We are excited about the new manifestations of this argument, which ultimately involve tokenizing intangible qualities in the content network: accuracy, reputation, humor.
Tokens allow communities to focus on novel questions and direct resources towards them. ConstitutionDAO proved that a memecoin can pool enough funds to bid on a rare artifact and the network itself became active after the auction ended.
The key in this case is that when tokens are attached to a mission, they are more likely to coordinate real-world action. This collaborative funding model can support new ventures that are often overlooked by traditional financing and research channels, such as capital-intensive projects like VR headsets, corners of open-source software, art spaces, or drug discovery for rare diseases.

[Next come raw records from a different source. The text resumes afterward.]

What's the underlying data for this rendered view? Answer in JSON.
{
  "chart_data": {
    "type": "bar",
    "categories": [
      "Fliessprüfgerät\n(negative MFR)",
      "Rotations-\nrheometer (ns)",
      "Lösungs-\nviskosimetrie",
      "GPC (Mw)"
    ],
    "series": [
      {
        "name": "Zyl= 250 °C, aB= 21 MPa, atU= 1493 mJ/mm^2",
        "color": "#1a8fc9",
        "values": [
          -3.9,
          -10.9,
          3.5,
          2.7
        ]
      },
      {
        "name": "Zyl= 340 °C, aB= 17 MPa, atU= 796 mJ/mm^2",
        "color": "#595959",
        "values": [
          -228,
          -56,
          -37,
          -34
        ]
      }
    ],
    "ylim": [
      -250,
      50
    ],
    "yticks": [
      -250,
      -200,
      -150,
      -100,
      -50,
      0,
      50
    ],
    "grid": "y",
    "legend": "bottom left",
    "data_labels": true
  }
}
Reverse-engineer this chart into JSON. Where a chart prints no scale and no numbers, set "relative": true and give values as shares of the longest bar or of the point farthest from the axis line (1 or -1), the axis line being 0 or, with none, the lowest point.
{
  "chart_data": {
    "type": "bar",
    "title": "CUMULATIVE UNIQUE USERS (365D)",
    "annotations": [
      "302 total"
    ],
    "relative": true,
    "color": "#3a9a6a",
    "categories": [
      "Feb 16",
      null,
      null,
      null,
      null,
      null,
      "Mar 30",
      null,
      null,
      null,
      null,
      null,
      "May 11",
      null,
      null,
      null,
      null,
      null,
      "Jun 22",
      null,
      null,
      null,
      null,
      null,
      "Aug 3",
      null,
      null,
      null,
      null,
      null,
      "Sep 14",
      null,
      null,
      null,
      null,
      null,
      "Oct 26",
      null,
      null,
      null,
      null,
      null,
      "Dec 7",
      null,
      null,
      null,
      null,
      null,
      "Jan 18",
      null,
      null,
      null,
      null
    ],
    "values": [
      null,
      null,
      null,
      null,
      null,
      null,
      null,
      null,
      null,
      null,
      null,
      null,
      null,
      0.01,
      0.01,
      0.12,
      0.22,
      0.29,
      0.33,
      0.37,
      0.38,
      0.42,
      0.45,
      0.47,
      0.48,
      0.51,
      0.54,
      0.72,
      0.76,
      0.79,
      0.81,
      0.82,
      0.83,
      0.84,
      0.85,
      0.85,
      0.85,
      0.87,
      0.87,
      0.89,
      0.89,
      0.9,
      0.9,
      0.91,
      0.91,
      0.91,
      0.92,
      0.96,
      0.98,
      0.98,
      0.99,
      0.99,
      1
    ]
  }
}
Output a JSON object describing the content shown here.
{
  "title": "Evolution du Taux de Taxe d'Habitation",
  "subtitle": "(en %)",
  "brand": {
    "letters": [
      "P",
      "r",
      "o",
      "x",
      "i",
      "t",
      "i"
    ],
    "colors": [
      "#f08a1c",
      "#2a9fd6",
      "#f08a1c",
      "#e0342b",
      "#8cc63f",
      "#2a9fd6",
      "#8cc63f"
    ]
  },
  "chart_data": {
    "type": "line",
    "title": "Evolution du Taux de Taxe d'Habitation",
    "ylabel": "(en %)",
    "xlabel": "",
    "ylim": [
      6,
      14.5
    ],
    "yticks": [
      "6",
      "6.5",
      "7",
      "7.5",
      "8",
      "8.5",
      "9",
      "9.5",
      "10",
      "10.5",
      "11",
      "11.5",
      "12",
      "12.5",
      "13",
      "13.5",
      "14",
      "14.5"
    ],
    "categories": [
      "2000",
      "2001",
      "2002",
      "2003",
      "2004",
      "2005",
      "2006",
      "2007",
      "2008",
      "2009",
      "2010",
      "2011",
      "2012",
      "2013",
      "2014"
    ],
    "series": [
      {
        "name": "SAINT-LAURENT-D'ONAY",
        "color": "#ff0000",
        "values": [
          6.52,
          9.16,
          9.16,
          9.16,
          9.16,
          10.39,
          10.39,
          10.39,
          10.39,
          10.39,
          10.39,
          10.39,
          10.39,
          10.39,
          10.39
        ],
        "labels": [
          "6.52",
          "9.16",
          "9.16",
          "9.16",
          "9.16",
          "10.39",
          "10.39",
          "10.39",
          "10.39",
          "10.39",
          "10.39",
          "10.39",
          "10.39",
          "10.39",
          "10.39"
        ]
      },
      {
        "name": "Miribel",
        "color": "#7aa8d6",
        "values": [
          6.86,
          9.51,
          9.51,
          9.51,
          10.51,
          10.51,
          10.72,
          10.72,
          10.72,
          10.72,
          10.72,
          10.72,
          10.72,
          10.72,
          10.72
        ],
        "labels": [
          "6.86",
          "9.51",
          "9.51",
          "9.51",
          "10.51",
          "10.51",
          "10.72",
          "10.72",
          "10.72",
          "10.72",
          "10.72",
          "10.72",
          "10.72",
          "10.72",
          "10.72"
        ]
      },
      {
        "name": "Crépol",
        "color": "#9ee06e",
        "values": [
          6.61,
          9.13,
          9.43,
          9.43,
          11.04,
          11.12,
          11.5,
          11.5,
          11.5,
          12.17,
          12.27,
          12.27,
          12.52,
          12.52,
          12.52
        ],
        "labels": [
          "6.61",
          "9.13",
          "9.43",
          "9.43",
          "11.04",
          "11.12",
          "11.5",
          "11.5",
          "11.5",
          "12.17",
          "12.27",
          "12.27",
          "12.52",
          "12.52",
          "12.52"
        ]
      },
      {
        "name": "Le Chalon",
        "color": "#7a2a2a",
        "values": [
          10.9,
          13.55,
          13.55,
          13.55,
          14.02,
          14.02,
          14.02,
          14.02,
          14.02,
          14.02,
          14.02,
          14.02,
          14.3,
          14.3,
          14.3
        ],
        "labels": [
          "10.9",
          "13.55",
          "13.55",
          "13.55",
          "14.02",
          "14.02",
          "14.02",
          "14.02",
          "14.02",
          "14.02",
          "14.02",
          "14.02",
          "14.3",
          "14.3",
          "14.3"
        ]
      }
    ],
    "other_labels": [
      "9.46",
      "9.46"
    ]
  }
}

Tokens uniquely facilitate capital formation from decentralized sources and empower capital providers with strong ownership over the capital product. This means that groups from around the world can coordinate capital for large-scale experiments, commodify the results of these experiments, and return the proceeds to token holders.
HairDAO and VitaDAO are examples of this current state. We have already seen new platforms for collaborative research funded and sustained by attention accumulated around various overlooked issues.
Consumer crypto applications will be generative transformations, not imitative ones. The tight connection between crypto-native attention, capital formation, and coordination described in this article is because the primary unlock of crypto is that transactions can happen anywhere. Instead of simply moving existing economies onto the chain, crypto unlocks a new economic layer of attention, where like-minded crowds can exchange minutes for dollars and vice versa.